Hsing-te learned from one of the men that they were planning to leave that evening for Qoco in the northwest. He again returned to Yen-hui’s chamber.
“You’ve just seen how my family is frantically working to save their lives and valuables, haven’t you?” Yen-hui greeted him. “But all that is useless. Tell me, where in the world do they think they can escape to? Even if they should escape, what good will their lives and treasures be to them? The Ts’ao dynasty will fall, the sutras will burn, and the city will be razed. Soon the flames which destroyed Kua-chou will also swallow up this town. Do you remember those red flames? The color of those hungry flames which danced up toward heaven?”
Yen-hui spoke tremulously, in the manner of a prophet. Hsing-te suddenly recalled vividly the flames he had seen when they left Kua-chou. The same kind of fire was certain to strike Sha-chou tonight, and most likely would destroy the Ts’ao dynasty, burn the sacred scrolls, and raze the town.

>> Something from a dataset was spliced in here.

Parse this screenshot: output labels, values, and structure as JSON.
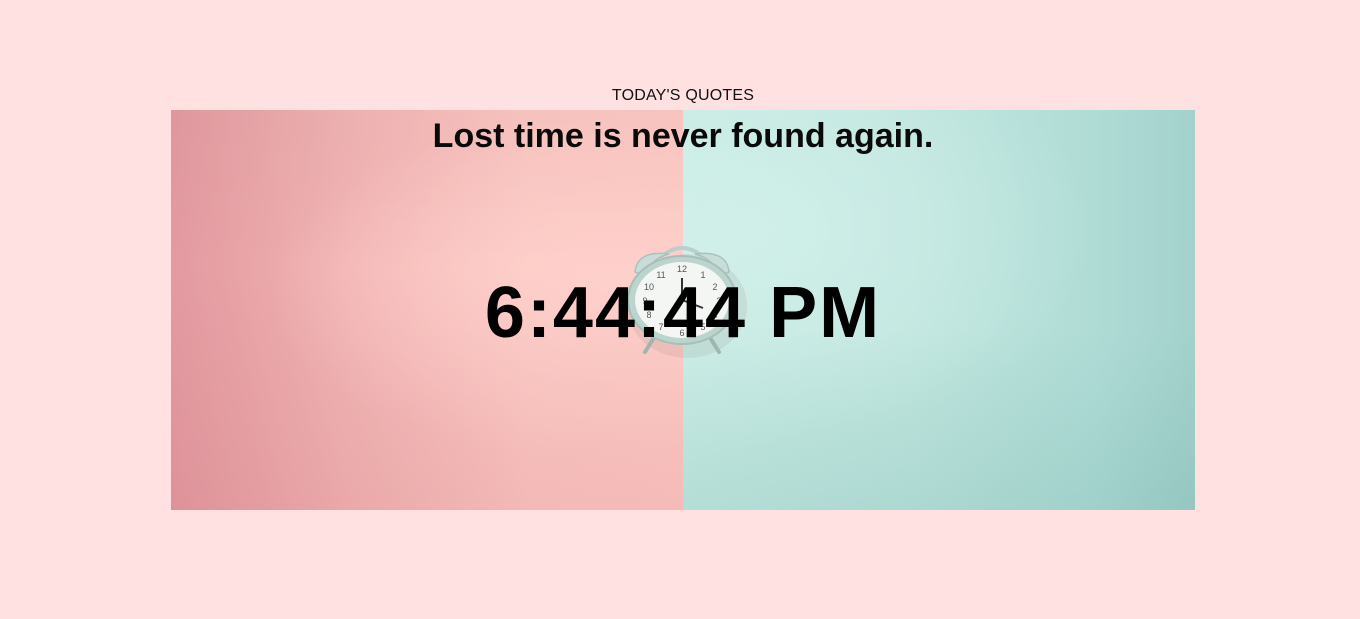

It was impossible to ask Wang-li to renounce his consuming desire to destroy Yüan-hao. The town would burn, the treasures would disappear, and the Ts’ao rule would end. There was nothing that could stop this.
But, Hsing-te thought, perhaps he might save the sutras. He couldn’t rescue anything else, but it might be possible to save the sacred works.
Material goods, life, and political power belonged to those who possessed them, but the sutras were different. They belonged to no one. It was enough that they should not disappear in flames — that they should just continue to exist. The mere fact that they survived was of value in itself.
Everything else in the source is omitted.